Há países onde os Ministros do Supremo são eleitos. No Brasil, o Executivo indica e o Senado sabatina e aprova ou não. Um Ministro do Supremo pode ter seu mandato cassado somente pelo Senado Federal. Há um colegiado atuando no sistema, no entanto, o poder do Executivo tem uma força maior quando os juízes da Suprema Corte não são eleitos.

Em suma, no regime democrático, os políticos devem ser democratas! Simples assim.

Para coroar o pensamento político de Montesquieu, o povo precisa ser democrata e, para que tal ocorra, ele precisa de educação. Por isso quando as claques de campanha política gritam e aclamam um líder com certos apelidos, tais como, Duce, Führer, Salvador da Pátria, Mito, Chefe etc. pode-se depreender que este povo tem falhas severas na compreensão do processo democrático.
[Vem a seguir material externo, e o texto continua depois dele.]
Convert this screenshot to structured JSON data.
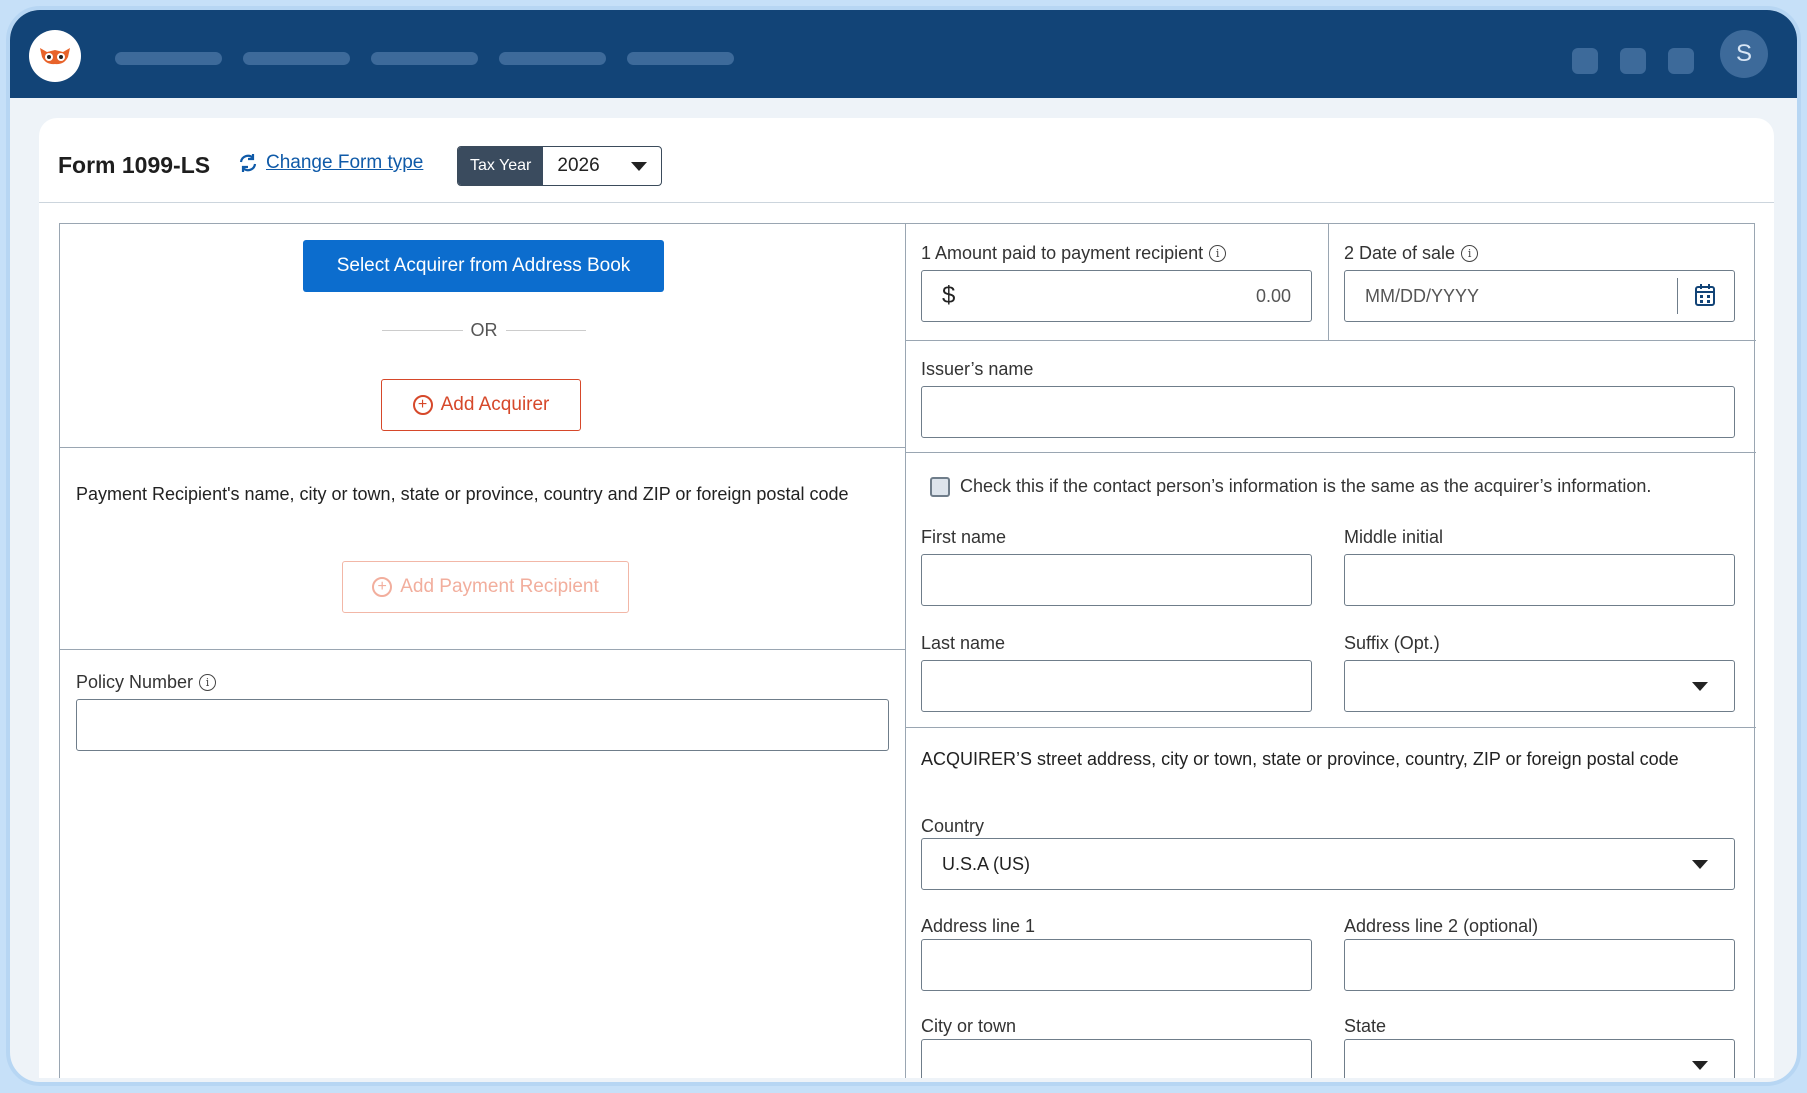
{
  "header": {
    "avatar_letter": "S"
  },
  "page": {
    "form_title": "Form 1099-LS",
    "change_form_label": "Change Form type",
    "tax_year_label": "Tax Year",
    "tax_year_value": "2026"
  },
  "left": {
    "select_acquirer_label": "Select Acquirer from Address Book",
    "or_label": "OR",
    "add_acquirer_label": "Add Acquirer",
    "recipient_heading": "Payment Recipient's name, city or town, state or province, country and ZIP or foreign postal code",
    "add_recipient_label": "Add Payment Recipient",
    "policy_label": "Policy Number"
  },
  "right": {
    "amount_label": "1  Amount paid to payment recipient",
    "amount_currency": "$",
    "amount_value": "0.00",
    "date_label": "2  Date of sale",
    "date_placeholder": "MM/DD/YYYY",
    "issuer_label": "Issuer’s name",
    "same_contact_label": "Check this if the contact person’s information is the same as the acquirer’s information.",
    "first_name_label": "First name",
    "middle_initial_label": "Middle initial",
    "last_name_label": "Last name",
    "suffix_label": "Suffix (Opt.)",
    "address_heading": "ACQUIRER’S street address, city or town, state or province, country, ZIP or foreign postal code",
    "country_label": "Country",
    "country_value": "U.S.A (US)",
    "address1_label": "Address line 1",
    "address2_label": "Address line 2 (optional)",
    "city_label": "City or town",
    "state_label": "State"
  },
  "colors": {
    "topbar": "#124477",
    "primary": "#0c6dce",
    "accent": "#d6482a"
  }
}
Quando os eleitores elegem um executivo, seja ele Prefeito, Governador ou Presidente, esperando que governe sozinho, mandando em tudo e em todos, nomeando “apadrinhados” para o maior número possível de cargos, esses eleitores não compreenderam ainda o que é democracia.

E, enquanto não houver a compreensão do que vem a ser democracia, a harmonia entre os poderes estará comprometida.

O pensamento de Montesquieu não acaba com os conflitos, próprios de qualquer instituição ou sistema de governo, procura orientar no sentido de que cada poder deva evitar o confronto.

O confronto atrapalha o ato de governar, demonstra insatisfação do confrontador com os poderes que tem e, se estes confrontos são permeados de ameaças, pode configurar um real despreparo de quem governa. O governo só consegue funcionar se houver um mínimo de consenso em relação às pautas desenhadas e ajustadas entre os poderes. Corre-se um grande perigo para um regime democrático no momento em que o Executivo, legalmente eleito, afaga os seus eleitores que votaram na esperança de, através do voto, colocar alguém no cargo de Presidente para derrubar os demais poderes e a própria democracia. Isso é um contrassenso que nos faz ler nos jornais e redes sociais afirmações absolutamente desnecessárias. Assim, quando lemos que uma autoridade militar, geralmente já no quadro da reserva, afirma que não haverá “golpe”, estamos diante de uma aberração. Não cabe num regime democrático, sob pena de infração grave perante a lei, criar situações de “golpe”, venha ele da parte de quem governa, venha de qualquer outro setor. Ou seja, afirmar que forças armadas que servem ao Estado de Direito possam pensar em algum tipo de golpe, muitas vezes é sentido pelos integrantes dessas forças como uma ofensa.

A justificativa do poder não se resume aos apresentados. Temos ainda o poder TECTÔNICO e o poder TÉLICO que serão objeto de outro artigo.